U.S. Trade Representative Ron Kirk met members of the business- friendly New Democrats Coalition on Thursday to discuss the trade agenda. The Democrats spoke to Kirk about pending trade deals with South Korea, Colombia and Panama that have stalled in the Democratic-led Congress, according to Rep. Adam Smith (D-Wash.).

Moving any of those deals will be difficult because of opposition in Obama’s own party.

Legislation calling for existing trade deals to be re-negotiated has won the support of half the House Democratic caucus. And administration officials from the president on down have been careful when addressing trade matters.

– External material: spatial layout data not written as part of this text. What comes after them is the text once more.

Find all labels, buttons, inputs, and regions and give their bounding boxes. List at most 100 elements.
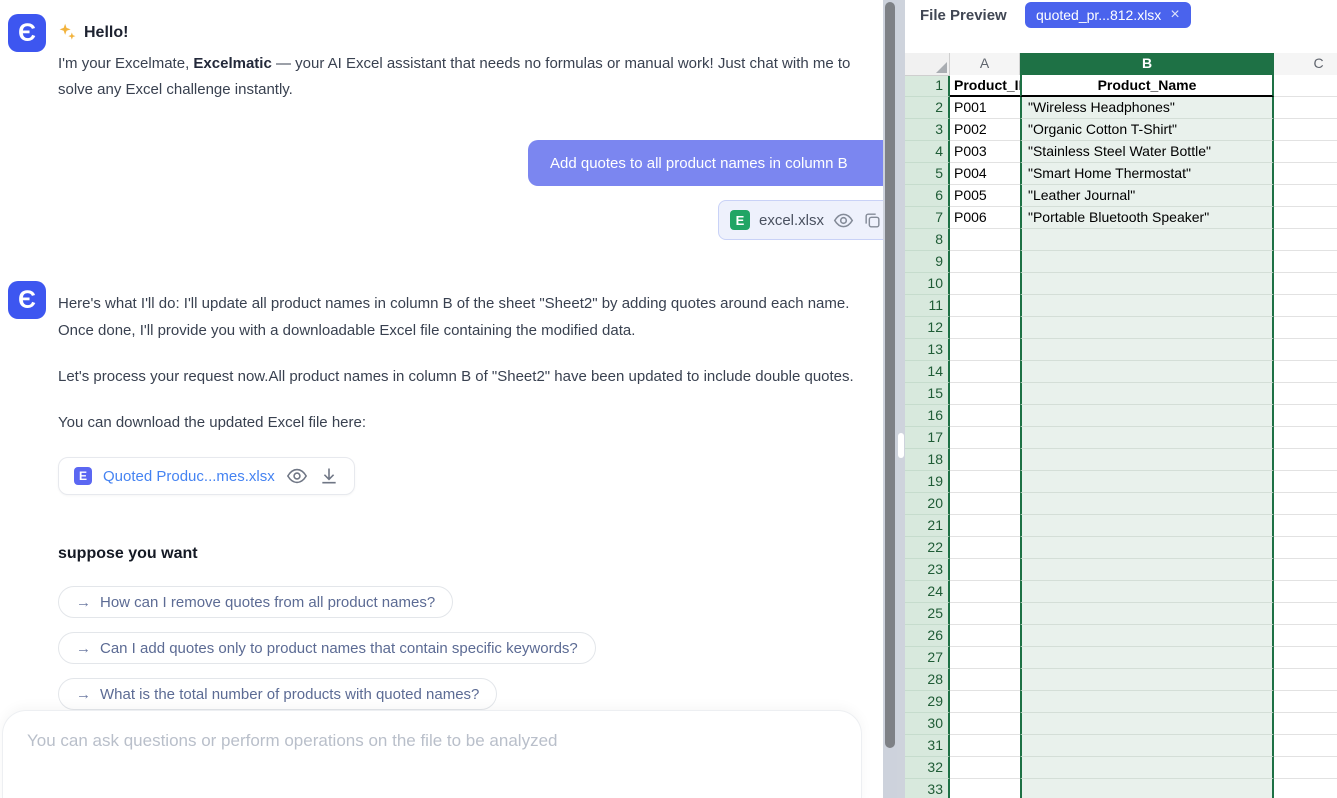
preview-scrollbar-track[interactable] — [897, 0, 905, 798]
suggestion-count-products[interactable]: → What is the total number of products w… — [58, 678, 497, 710]
row-header-8[interactable]: 8 — [905, 229, 950, 251]
eye-icon[interactable] — [286, 465, 308, 487]
cell-C25[interactable] — [1274, 603, 1337, 625]
cell-A26[interactable] — [950, 625, 1020, 647]
cell-B3[interactable]: "Organic Cotton T-Shirt" — [1020, 119, 1274, 141]
cell-B1[interactable]: Product_Name — [1020, 75, 1274, 97]
cell-B33[interactable] — [1020, 779, 1274, 798]
row-header-12[interactable]: 12 — [905, 317, 950, 339]
cell-A16[interactable] — [950, 405, 1020, 427]
row-header-26[interactable]: 26 — [905, 625, 950, 647]
cell-B8[interactable] — [1020, 229, 1274, 251]
cell-A23[interactable] — [950, 559, 1020, 581]
cell-B23[interactable] — [1020, 559, 1274, 581]
cell-B4[interactable]: "Stainless Steel Water Bottle" — [1020, 141, 1274, 163]
cell-C6[interactable] — [1274, 185, 1337, 207]
row-header-14[interactable]: 14 — [905, 361, 950, 383]
cell-B19[interactable] — [1020, 471, 1274, 493]
row-header-21[interactable]: 21 — [905, 515, 950, 537]
row-header-5[interactable]: 5 — [905, 163, 950, 185]
cell-C30[interactable] — [1274, 713, 1337, 735]
cell-B28[interactable] — [1020, 669, 1274, 691]
cell-B24[interactable] — [1020, 581, 1274, 603]
cell-C32[interactable] — [1274, 757, 1337, 779]
row-header-32[interactable]: 32 — [905, 757, 950, 779]
column-header-C[interactable]: C — [1274, 53, 1337, 76]
cell-C14[interactable] — [1274, 361, 1337, 383]
row-header-9[interactable]: 9 — [905, 251, 950, 273]
cell-A7[interactable]: P006 — [950, 207, 1020, 229]
cell-B2[interactable]: "Wireless Headphones" — [1020, 97, 1274, 119]
preview-scrollbar-thumb[interactable] — [898, 433, 904, 458]
cell-C31[interactable] — [1274, 735, 1337, 757]
download-file-chip[interactable]: E Quoted Produc...mes.xlsx — [58, 457, 355, 495]
cell-A19[interactable] — [950, 471, 1020, 493]
cell-B14[interactable] — [1020, 361, 1274, 383]
row-header-16[interactable]: 16 — [905, 405, 950, 427]
cell-C4[interactable] — [1274, 141, 1337, 163]
cell-C17[interactable] — [1274, 427, 1337, 449]
cell-A30[interactable] — [950, 713, 1020, 735]
cell-A21[interactable] — [950, 515, 1020, 537]
cell-A25[interactable] — [950, 603, 1020, 625]
cell-C16[interactable] — [1274, 405, 1337, 427]
cell-C11[interactable] — [1274, 295, 1337, 317]
cell-A18[interactable] — [950, 449, 1020, 471]
row-header-11[interactable]: 11 — [905, 295, 950, 317]
chat-input[interactable] — [3, 711, 861, 798]
cell-B29[interactable] — [1020, 691, 1274, 713]
row-header-27[interactable]: 27 — [905, 647, 950, 669]
cell-B31[interactable] — [1020, 735, 1274, 757]
row-header-7[interactable]: 7 — [905, 207, 950, 229]
suggestion-keyword-quotes[interactable]: → Can I add quotes only to product names… — [58, 632, 596, 664]
user-attachment-chip[interactable]: E excel.xlsx — [718, 200, 883, 240]
cell-C15[interactable] — [1274, 383, 1337, 405]
cell-A29[interactable] — [950, 691, 1020, 713]
cell-C19[interactable] — [1274, 471, 1337, 493]
row-header-15[interactable]: 15 — [905, 383, 950, 405]
cell-A31[interactable] — [950, 735, 1020, 757]
cell-B18[interactable] — [1020, 449, 1274, 471]
cell-A6[interactable]: P005 — [950, 185, 1020, 207]
row-header-24[interactable]: 24 — [905, 581, 950, 603]
cell-A33[interactable] — [950, 779, 1020, 798]
cell-B32[interactable] — [1020, 757, 1274, 779]
cell-C10[interactable] — [1274, 273, 1337, 295]
cell-C5[interactable] — [1274, 163, 1337, 185]
cell-C29[interactable] — [1274, 691, 1337, 713]
row-header-25[interactable]: 25 — [905, 603, 950, 625]
row-header-31[interactable]: 31 — [905, 735, 950, 757]
cell-C33[interactable] — [1274, 779, 1337, 798]
cell-C23[interactable] — [1274, 559, 1337, 581]
cell-A20[interactable] — [950, 493, 1020, 515]
cell-A5[interactable]: P004 — [950, 163, 1020, 185]
cell-B20[interactable] — [1020, 493, 1274, 515]
eye-icon[interactable] — [833, 210, 854, 231]
row-header-30[interactable]: 30 — [905, 713, 950, 735]
cell-A8[interactable] — [950, 229, 1020, 251]
cell-B26[interactable] — [1020, 625, 1274, 647]
cell-C8[interactable] — [1274, 229, 1337, 251]
row-header-4[interactable]: 4 — [905, 141, 950, 163]
column-header-B[interactable]: B — [1020, 53, 1274, 76]
row-header-19[interactable]: 19 — [905, 471, 950, 493]
cell-A17[interactable] — [950, 427, 1020, 449]
cell-A22[interactable] — [950, 537, 1020, 559]
cell-C20[interactable] — [1274, 493, 1337, 515]
preview-file-tab[interactable]: quoted_pr...812.xlsx × — [1025, 2, 1191, 28]
cell-B21[interactable] — [1020, 515, 1274, 537]
download-filename[interactable]: Quoted Produc...mes.xlsx — [103, 463, 275, 490]
cell-A28[interactable] — [950, 669, 1020, 691]
row-header-3[interactable]: 3 — [905, 119, 950, 141]
cell-B9[interactable] — [1020, 251, 1274, 273]
cell-A15[interactable] — [950, 383, 1020, 405]
cell-A10[interactable] — [950, 273, 1020, 295]
cell-B22[interactable] — [1020, 537, 1274, 559]
row-header-17[interactable]: 17 — [905, 427, 950, 449]
cell-B30[interactable] — [1020, 713, 1274, 735]
suggestion-remove-quotes[interactable]: → How can I remove quotes from all produ… — [58, 586, 453, 618]
cell-C24[interactable] — [1274, 581, 1337, 603]
row-header-28[interactable]: 28 — [905, 669, 950, 691]
cell-C2[interactable] — [1274, 97, 1337, 119]
cell-B17[interactable] — [1020, 427, 1274, 449]
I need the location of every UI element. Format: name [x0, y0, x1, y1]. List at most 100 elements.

In the State of the Union, Obama spoke of strengthening “trade relations” with “key partners” like South Korea, Panama and Colombia, but did not call on Congress to pass trade pacts already negotiated with the three countries.

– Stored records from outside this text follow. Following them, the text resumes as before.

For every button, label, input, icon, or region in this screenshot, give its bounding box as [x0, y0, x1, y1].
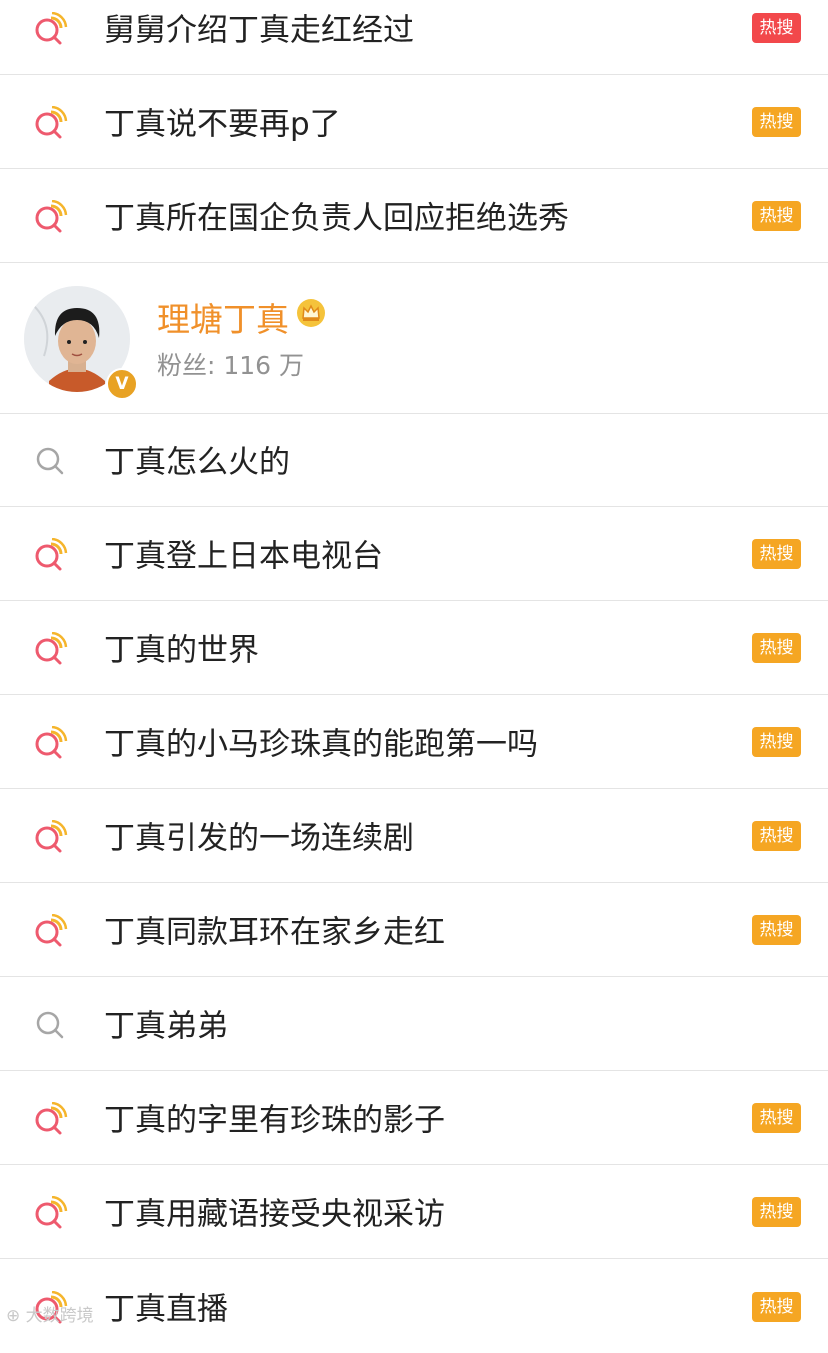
list-item[interactable]: 丁真的字里有珍珠的影子 热搜 [0, 1072, 828, 1165]
list-item[interactable]: 丁真怎么火的 [0, 414, 828, 507]
fans-count: 粉丝: 116 万 [157, 351, 305, 380]
hot-search-icon [35, 726, 68, 759]
result-text: 丁真怎么火的 [104, 444, 290, 481]
hot-search-icon [35, 538, 68, 571]
list-item[interactable]: 丁真所在国企负责人回应拒绝选秀 热搜 [0, 170, 828, 263]
hot-search-icon [35, 820, 68, 853]
hot-badge: 热搜 [752, 1103, 801, 1133]
hot-badge: 热搜 [752, 201, 801, 231]
result-text: 舅舅介绍丁真走红经过 [104, 12, 414, 49]
hot-badge: 热搜 [752, 821, 801, 851]
list-item[interactable]: 丁真弟弟 [0, 978, 828, 1071]
hot-badge: 热搜 [752, 633, 801, 663]
hot-search-icon [35, 12, 68, 45]
hot-search-icon [35, 106, 68, 139]
result-text: 丁真引发的一场连续剧 [104, 820, 414, 857]
result-text: 丁真的世界 [104, 632, 259, 669]
list-item[interactable]: 丁真的小马珍珠真的能跑第一吗 热搜 [0, 696, 828, 789]
search-icon [36, 1011, 64, 1039]
result-text: 丁真用藏语接受央视采访 [104, 1196, 445, 1233]
result-text: 丁真弟弟 [104, 1008, 228, 1045]
list-item[interactable]: 舅舅介绍丁真走红经过 热搜 [0, 0, 828, 75]
hot-badge: 热搜 [752, 1291, 801, 1322]
list-item[interactable]: 丁真直播 热搜 [0, 1260, 828, 1353]
hot-badge: 热搜 [752, 915, 801, 945]
list-item[interactable]: 丁真的世界 热搜 [0, 602, 828, 695]
result-text: 丁真的字里有珍珠的影子 [104, 1102, 445, 1139]
crown-icon [297, 299, 325, 327]
hot-badge: 热搜 [752, 13, 801, 43]
hot-search-icon [35, 1102, 68, 1135]
list-item[interactable]: 丁真用藏语接受央视采访 热搜 [0, 1166, 828, 1259]
result-text: 丁真所在国企负责人回应拒绝选秀 [104, 200, 569, 237]
hot-search-icon [35, 914, 68, 947]
result-text: 丁真登上日本电视台 [104, 538, 383, 575]
result-text: 丁真同款耳环在家乡走红 [104, 914, 445, 951]
watermark-text: 大数跨境 [25, 1306, 94, 1326]
hot-badge: 热搜 [752, 107, 801, 137]
hot-badge: 热搜 [752, 539, 801, 569]
watermark-icon: ⊕ [6, 1306, 26, 1326]
list-item[interactable]: 丁真登上日本电视台 热搜 [0, 508, 828, 601]
verified-badge: V [106, 368, 138, 400]
hot-search-icon [35, 200, 68, 233]
list-item[interactable]: 丁真说不要再p了 热搜 [0, 76, 828, 169]
result-text: 丁真说不要再p了 [104, 106, 341, 143]
search-icon [36, 447, 64, 475]
user-name[interactable]: 理塘丁真 [157, 293, 289, 341]
hot-search-icon [35, 1196, 68, 1229]
result-text: 丁真直播 [104, 1291, 228, 1328]
hot-badge: 热搜 [752, 727, 801, 757]
hot-search-icon [35, 632, 68, 665]
list-item[interactable]: 丁真同款耳环在家乡走红 热搜 [0, 884, 828, 977]
list-item[interactable]: 丁真引发的一场连续剧 热搜 [0, 790, 828, 883]
hot-badge: 热搜 [752, 1197, 801, 1227]
watermark: ⊕ 大数跨境 [6, 1301, 94, 1326]
result-text: 丁真的小马珍珠真的能跑第一吗 [104, 726, 538, 763]
user-card[interactable]: V 理塘丁真 粉丝: 116 万 [0, 264, 828, 414]
avatar[interactable]: V [24, 286, 138, 400]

He also didn't explicitly speak of the deals, which were all negotiated by the Bush administration. Striking a similar note, experts from Kirk’s speech to the New Democrats posted on USTR’s web site did not mention the three agreements, which are all opposed by organized labor.

In November, Obama said he wanted the South Korea trade deal passed in 2010.

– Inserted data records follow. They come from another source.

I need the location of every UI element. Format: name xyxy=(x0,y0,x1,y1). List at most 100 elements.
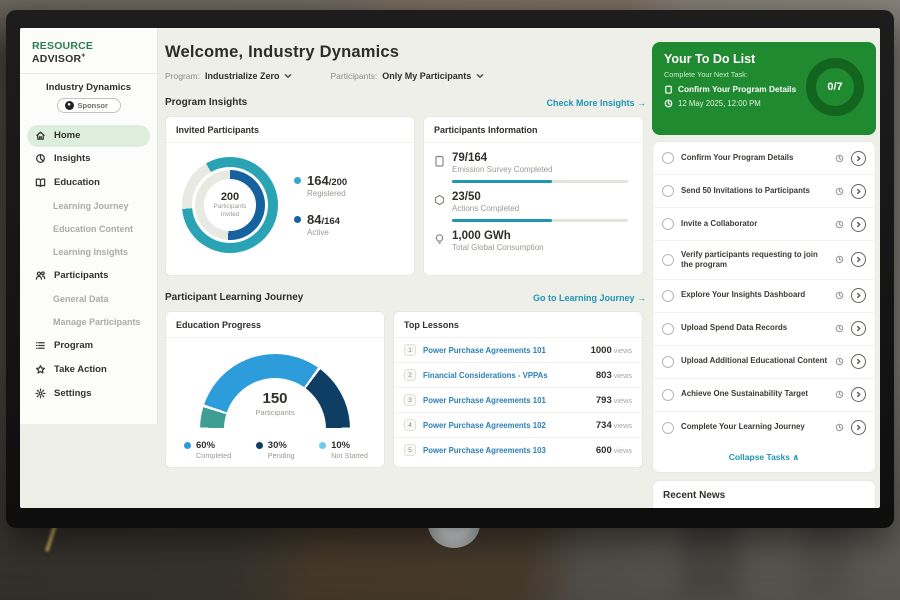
clipboard-icon xyxy=(664,85,673,94)
task-row[interactable]: Explore Your Insights Dashboard xyxy=(653,280,875,313)
clock-icon xyxy=(835,291,844,300)
arrow-right-icon: → xyxy=(637,98,646,108)
bulb-icon xyxy=(434,233,445,245)
education-progress-card: Education Progress 150 Participants 60% … xyxy=(165,311,385,468)
task-checkbox[interactable] xyxy=(662,389,674,401)
clock-icon xyxy=(835,423,844,432)
task-row[interactable]: Upload Spend Data Records xyxy=(653,313,875,346)
task-row[interactable]: Verify participants requesting to join t… xyxy=(653,241,875,280)
lesson-link[interactable]: Power Purchase Agreements 101 xyxy=(423,346,584,355)
invited-donut-chart: 200 Participants Invited xyxy=(182,157,278,253)
task-go-button[interactable] xyxy=(851,151,866,166)
sidebar-item-participants[interactable]: Participants xyxy=(20,264,157,288)
sidebar-item-education[interactable]: Education xyxy=(20,171,157,195)
education-legend: 60% Completed 30% Pending 10% Not Starte… xyxy=(166,430,384,460)
take-action-icon xyxy=(35,364,46,375)
check-more-insights-link[interactable]: Check More Insights → xyxy=(546,98,646,108)
filter-bar: Program: Industrialize Zero Participants… xyxy=(165,71,646,81)
todo-progress-ring: 0/7 xyxy=(806,58,864,116)
sidebar-item-settings[interactable]: Settings xyxy=(20,382,157,406)
lesson-link[interactable]: Power Purchase Agreements 102 xyxy=(423,421,589,430)
gear-icon xyxy=(35,388,46,399)
stat-global-consumption: 1,000 GWh Total Global Consumption xyxy=(434,230,631,252)
chevron-down-icon xyxy=(476,72,484,80)
task-row[interactable]: Achieve One Sustainability Target xyxy=(653,379,875,412)
task-go-button[interactable] xyxy=(851,420,866,435)
sidebar: RESOURCE ADVISOR+ Industry Dynamics ● Sp… xyxy=(20,28,158,508)
rank-badge: 1 xyxy=(404,344,416,356)
stat-actions-completed: 23/50 Actions Completed xyxy=(434,191,631,222)
recent-news-card: Recent News xyxy=(652,480,876,508)
clock-icon xyxy=(835,255,844,264)
task-row[interactable]: Complete Your Learning Journey xyxy=(653,412,875,444)
task-row[interactable]: Confirm Your Program Details xyxy=(653,142,875,175)
task-checkbox[interactable] xyxy=(662,422,674,434)
sponsor-badge-icon: ● xyxy=(65,101,74,110)
invited-legend: 164/200 Registered 84/164 Active xyxy=(294,173,347,237)
sidebar-item-insights[interactable]: Insights xyxy=(20,147,157,171)
org-name: Industry Dynamics xyxy=(20,82,157,93)
not-started-dot xyxy=(319,442,326,449)
lesson-row: 1 Power Purchase Agreements 101 1000view… xyxy=(394,338,642,363)
sidebar-item-take-action[interactable]: Take Action xyxy=(20,358,157,382)
lesson-link[interactable]: Power Purchase Agreements 103 xyxy=(423,446,589,455)
task-go-button[interactable] xyxy=(851,321,866,336)
legend-item-not-started: 10% Not Started xyxy=(319,440,368,460)
task-go-button[interactable] xyxy=(851,217,866,232)
task-go-button[interactable] xyxy=(851,387,866,402)
participants-information-card: Participants Information 79/164 Emission… xyxy=(423,116,644,276)
page-title: Welcome, Industry Dynamics xyxy=(165,43,646,62)
sidebar-item-general-data[interactable]: General Data xyxy=(20,288,157,311)
lesson-row: 4 Power Purchase Agreements 102 734views xyxy=(394,413,642,438)
task-row[interactable]: Invite a Collaborator xyxy=(653,208,875,241)
clock-icon xyxy=(835,357,844,366)
lesson-link[interactable]: Power Purchase Agreements 101 xyxy=(423,396,589,405)
active-dot xyxy=(294,216,301,223)
todo-column: Your To Do List Complete Your Next Task:… xyxy=(652,42,876,508)
chevron-up-icon: ∧ xyxy=(792,452,799,462)
program-dropdown[interactable]: Program: Industrialize Zero xyxy=(165,71,292,81)
task-checkbox[interactable] xyxy=(662,218,674,230)
lesson-link[interactable]: Financial Considerations - VPPAs xyxy=(423,371,589,380)
task-checkbox[interactable] xyxy=(662,290,674,302)
sidebar-nav: Home Insights Education Learning Journey… xyxy=(20,123,157,406)
clock-icon xyxy=(835,390,844,399)
sidebar-item-home[interactable]: Home xyxy=(27,125,150,147)
task-checkbox[interactable] xyxy=(662,356,674,368)
participants-dropdown[interactable]: Participants: Only My Participants xyxy=(330,71,484,81)
completed-dot xyxy=(184,442,191,449)
program-insights-heading: Program Insights xyxy=(165,97,247,108)
clock-icon xyxy=(835,324,844,333)
registered-dot xyxy=(294,177,301,184)
todo-task-list: Confirm Your Program Details Send 50 Inv… xyxy=(652,141,876,473)
task-checkbox[interactable] xyxy=(662,152,674,164)
sidebar-item-manage-participants[interactable]: Manage Participants xyxy=(20,311,157,334)
actions-icon xyxy=(434,194,445,206)
task-checkbox[interactable] xyxy=(662,254,674,266)
sidebar-item-learning-insights[interactable]: Learning Insights xyxy=(20,241,157,264)
sidebar-item-learning-journey[interactable]: Learning Journey xyxy=(20,195,157,218)
task-go-button[interactable] xyxy=(851,288,866,303)
task-row[interactable]: Upload Additional Educational Content xyxy=(653,346,875,379)
main-content: Welcome, Industry Dynamics Program: Indu… xyxy=(165,28,646,468)
sidebar-item-education-content[interactable]: Education Content xyxy=(20,218,157,241)
rank-badge: 4 xyxy=(404,419,416,431)
legend-item-completed: 60% Completed xyxy=(184,440,231,460)
rank-badge: 3 xyxy=(404,394,416,406)
legend-item-active: 84/164 Active xyxy=(294,212,347,237)
task-go-button[interactable] xyxy=(851,354,866,369)
sidebar-item-program[interactable]: Program xyxy=(20,334,157,358)
list-icon xyxy=(35,340,46,351)
task-go-button[interactable] xyxy=(851,252,866,267)
task-checkbox[interactable] xyxy=(662,323,674,335)
task-go-button[interactable] xyxy=(851,184,866,199)
clock-icon xyxy=(835,187,844,196)
task-checkbox[interactable] xyxy=(662,185,674,197)
go-to-learning-journey-link[interactable]: Go to Learning Journey → xyxy=(533,293,646,303)
clock-icon xyxy=(835,154,844,163)
pending-dot xyxy=(256,442,263,449)
collapse-tasks-link[interactable]: Collapse Tasks ∧ xyxy=(653,444,875,472)
stat-bar-fill-1 xyxy=(452,219,552,222)
stat-bar-fill-0 xyxy=(452,180,552,183)
task-row[interactable]: Send 50 Invitations to Participants xyxy=(653,175,875,208)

“Trying to boost exports is a fine goal, but until the administration implements President Obama's campaign commitments to reform the trade agreements we now have in place, trade agreements that promote offshoring U.S. investment and jobs and flood us with imports, the possible job gains of export promotion will be swamped by the continuing damage of the failed, old trade deals so many Americans despise,” Lori Wallach, director of Public Citizen’s Global Trade Watch, wrote in a statement this week.

Wallach supports the legislation calling for the re-negotiating of existing trade deals.

Smith said he believes the Panama deal could be approved this year by Congress, but he described the Colombia and South Korean deals as harder sells.

He said trade supporters, including Obama, must emphasize that the trade deals they are pushing include strengthened labor and environmental rules that ensure the U.S. is getting a better deal than in agreements previously negotiated.

Smith added that Obama’s statements in the State of the Union address were helpful, but that the president needs to make those statements more often.

Kirk and the New Democrats also discussed changing rules governing the export of high-tech goods, as well as export programs highlighted in Locke's speech.

A spokeswoman for Kirk said he is working to set up meetings with other groups of Democrats.

Members of the New Democrats sent a letter to Obama on Thursday that said they were “eager” to work with the administration to push forward trade deals that would open markets for U.S. investment.

The letter hailed trade deals as driving more than 50 percent of U.S. exports.